Surely, that Party can apply the same rationale to help these migrant workers stuck on one-year visas?
Faced with unfavourable odds, these Filipino builders are also fleeced for what pittance of an income they receive by “pastoral care” providers. MacLennan’s report found that some paid as much as $400 a week to these pastoral care companies to receive basic privileges such as driver’s license assessment tests and use of a work vehicle.
Pastoral care providers directly docked the pay of these migrant workers, which left some of the survey respondents with as little as $10/week to spend on food and other basic needs. The practice pushed these Filipino builders to rely on food banks and the generosity of concerned individuals to sustain themselves.

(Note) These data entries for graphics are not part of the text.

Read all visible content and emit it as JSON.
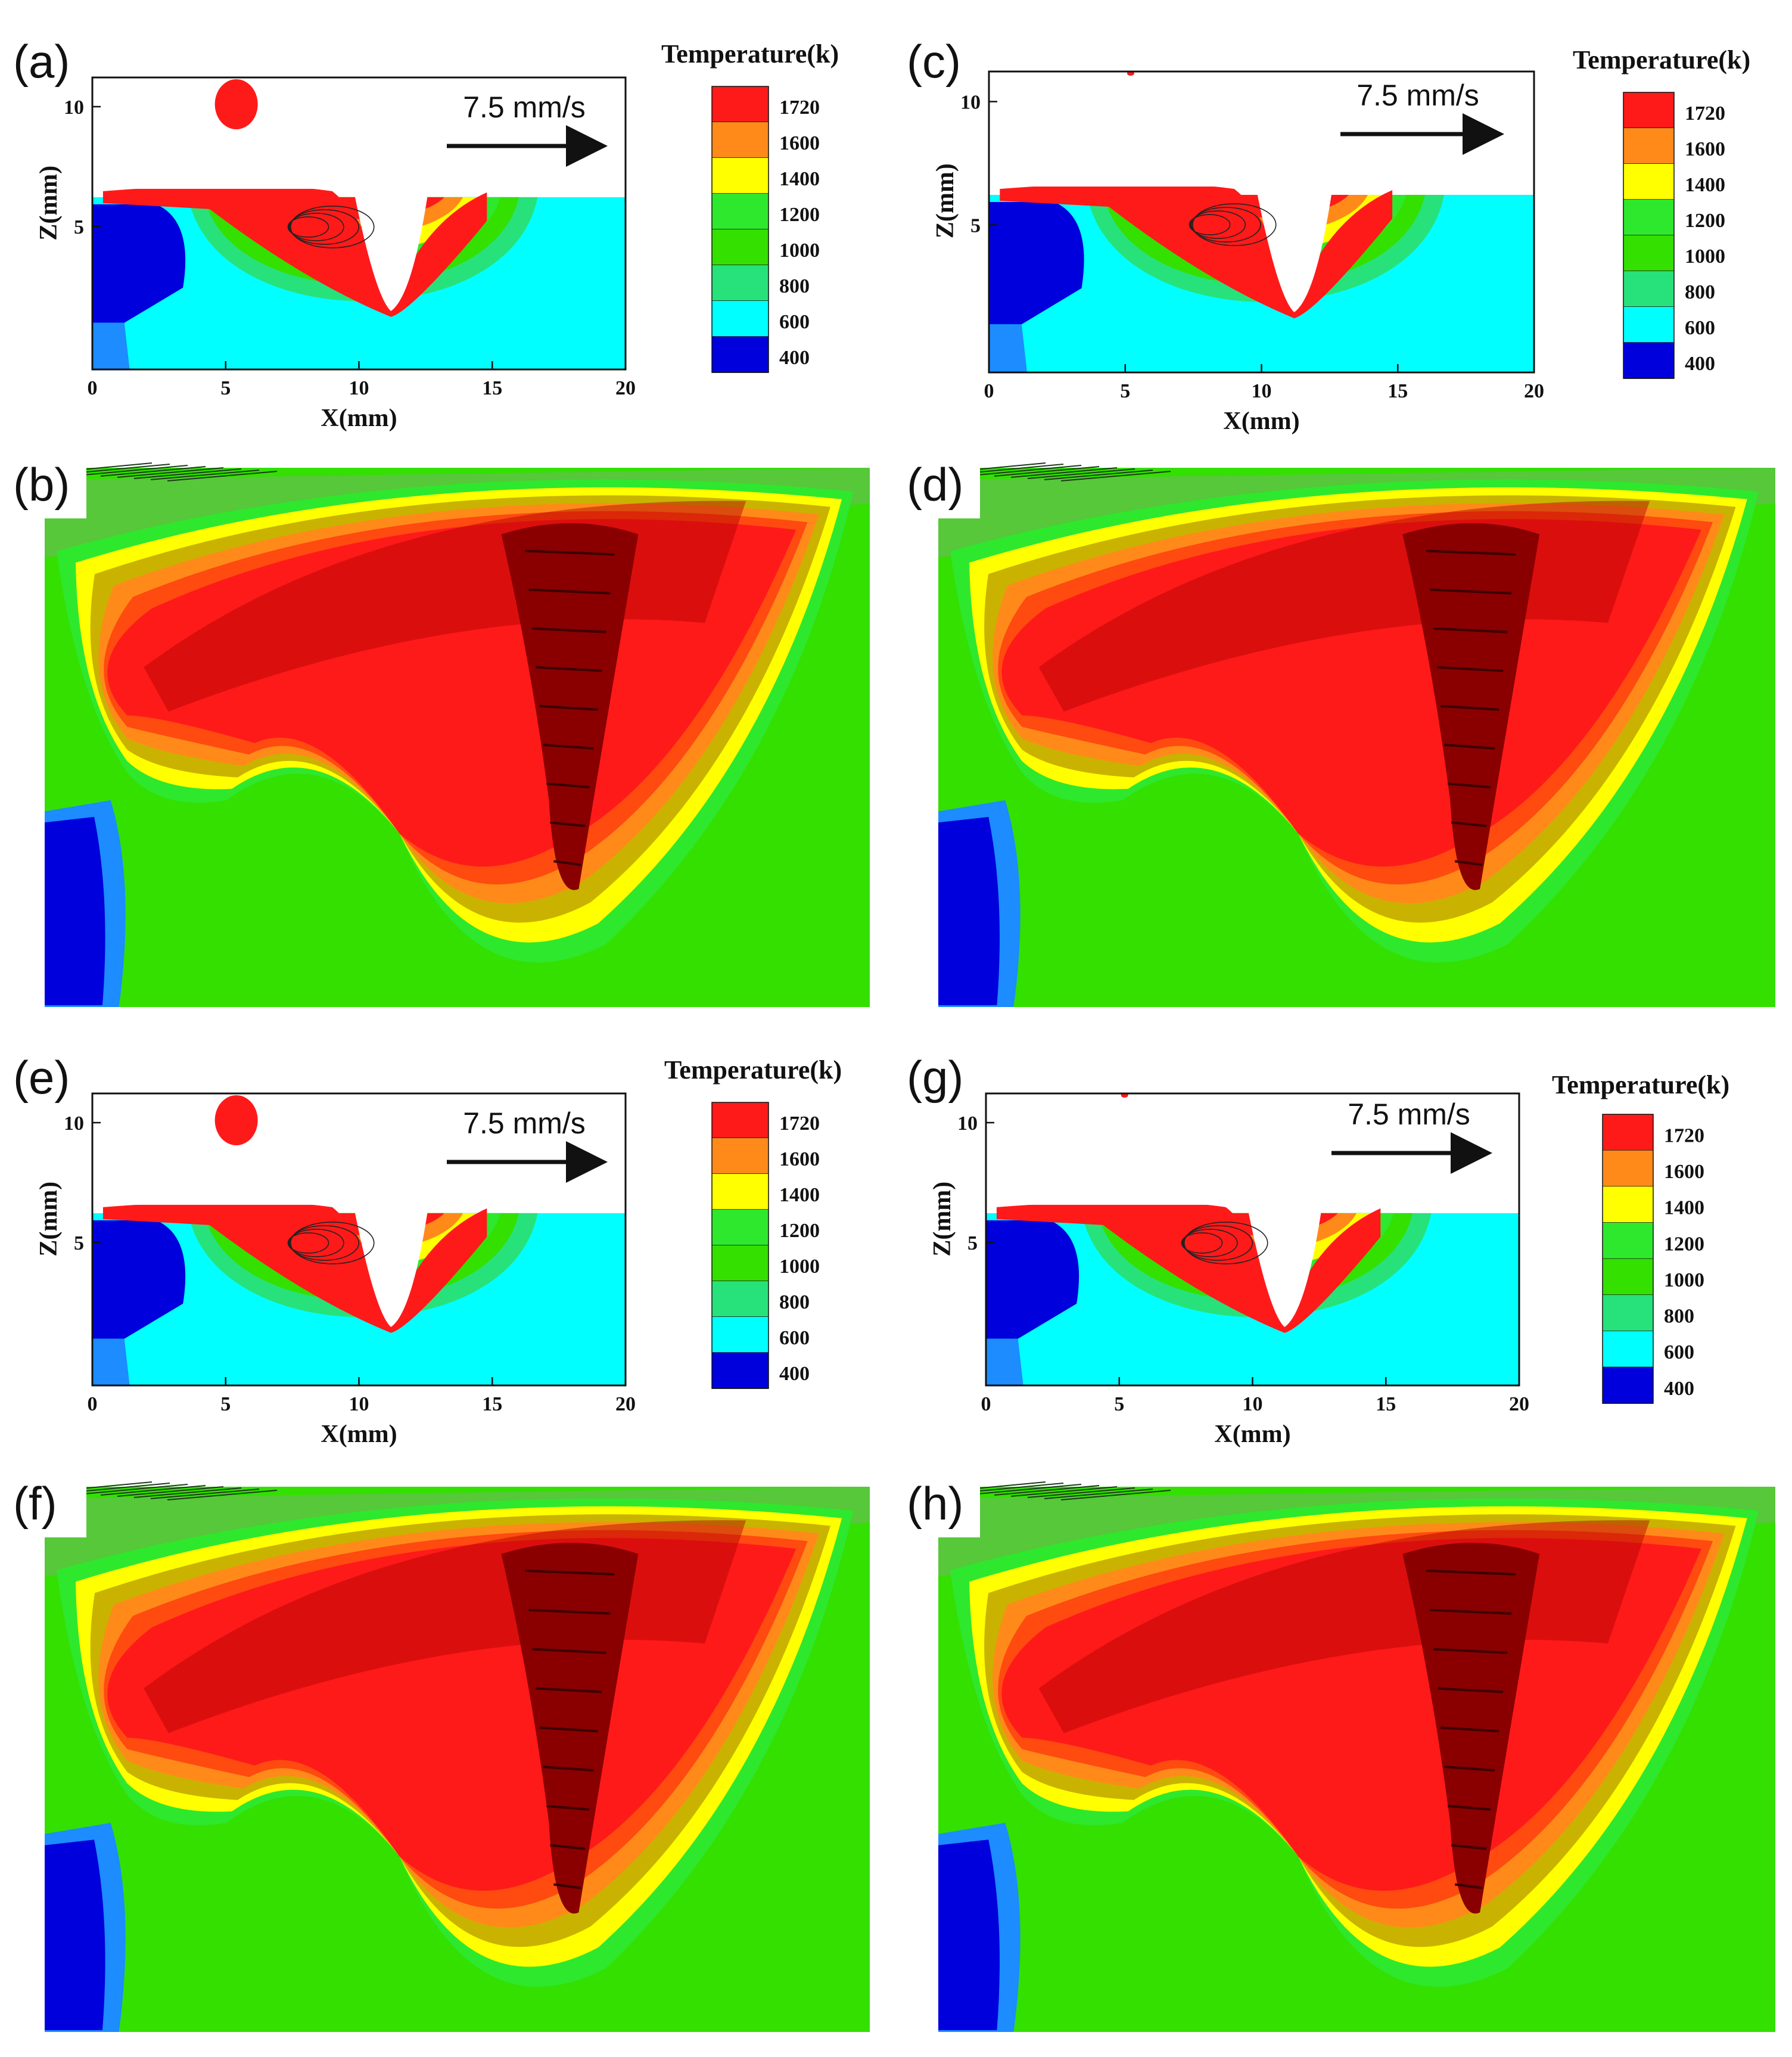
{
  "figure": {
    "speed_label": "7.5 mm/s",
    "legend_title": "Temperature(k)",
    "legend_levels": [
      "1720",
      "1600",
      "1400",
      "1200",
      "1000",
      "800",
      "600",
      "400"
    ],
    "colors": {
      "c1720": "#ff1a1a",
      "c1600": "#ff8a1a",
      "c1400": "#ffff00",
      "c1200": "#2ee82e",
      "c1000": "#33e000",
      "c800": "#27e27a",
      "c600": "#00ffff",
      "c400_light": "#1c8cff",
      "c400": "#0000dd",
      "dark_red": "#b00000"
    }
  },
  "chart_data": [
    {
      "panel": "(a)",
      "type": "heatmap",
      "title": "",
      "xlabel": "X(mm)",
      "ylabel": "Z(mm)",
      "xlim": [
        0,
        20
      ],
      "x_ticks": [
        "0",
        "5",
        "10",
        "15",
        "20"
      ],
      "y_ticks": [
        "5",
        "10"
      ],
      "annotation": "7.5 mm/s",
      "colorbar_title": "Temperature(k)",
      "colorbar_levels": [
        1720,
        1600,
        1400,
        1200,
        1000,
        800,
        600,
        400
      ]
    },
    {
      "panel": "(c)",
      "type": "heatmap",
      "xlabel": "X(mm)",
      "ylabel": "Z(mm)",
      "xlim": [
        0,
        20
      ],
      "x_ticks": [
        "0",
        "5",
        "10",
        "15",
        "20"
      ],
      "y_ticks": [
        "5",
        "10"
      ],
      "annotation": "7.5 mm/s",
      "colorbar_title": "Temperature(k)",
      "colorbar_levels": [
        1720,
        1600,
        1400,
        1200,
        1000,
        800,
        600,
        400
      ]
    },
    {
      "panel": "(e)",
      "type": "heatmap",
      "xlabel": "X(mm)",
      "ylabel": "Z(mm)",
      "xlim": [
        0,
        20
      ],
      "x_ticks": [
        "0",
        "5",
        "10",
        "15",
        "20"
      ],
      "y_ticks": [
        "5",
        "10"
      ],
      "annotation": "7.5 mm/s",
      "colorbar_title": "Temperature(k)",
      "colorbar_levels": [
        1720,
        1600,
        1400,
        1200,
        1000,
        800,
        600,
        400
      ]
    },
    {
      "panel": "(g)",
      "type": "heatmap",
      "xlabel": "X(mm)",
      "ylabel": "Z(mm)",
      "xlim": [
        0,
        20
      ],
      "x_ticks": [
        "0",
        "5",
        "10",
        "15",
        "20"
      ],
      "y_ticks": [
        "5",
        "10"
      ],
      "annotation": "7.5 mm/s",
      "colorbar_title": "Temperature(k)",
      "colorbar_levels": [
        1720,
        1600,
        1400,
        1200,
        1000,
        800,
        600,
        400
      ]
    },
    {
      "panel": "(b)",
      "type": "heatmap",
      "view": "3d"
    },
    {
      "panel": "(d)",
      "type": "heatmap",
      "view": "3d"
    },
    {
      "panel": "(f)",
      "type": "heatmap",
      "view": "3d"
    },
    {
      "panel": "(h)",
      "type": "heatmap",
      "view": "3d"
    }
  ]
}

Having had enough of the status quo, builders under the Migrante Builders Union presented a petition asking for equal pay, longer visa periods and the regulation of pastoral care providers to the Government this past weekend. The Crown was represented by the Hon. Jenny Salesa, Minister for Building and Construction, who formally received the petition.
The petition can be viewed online at http://www.together.org.nz/building_our_homes
The outcry essentially tells the Government that if their infrastructure projects are important, then the workers who build the infrastructure are just as important also. Therefore, it is only just that they are given security of tenure – with 3-year work visas rather than one year visas, being paid equally with their Kiwi counterparts and providing oversight to dubious pastoral care companies who fleece them of the little salary they receive.
If successful, the migrant workers will be free of undue stress from worrying about the future of their employment and will also become more productive with better pay and living conditions. The decision should be a no-brainer for the government: the success of their pet projects hinges on the people that will oversee the completion of those projects, this makes them just as valuable as the project itself.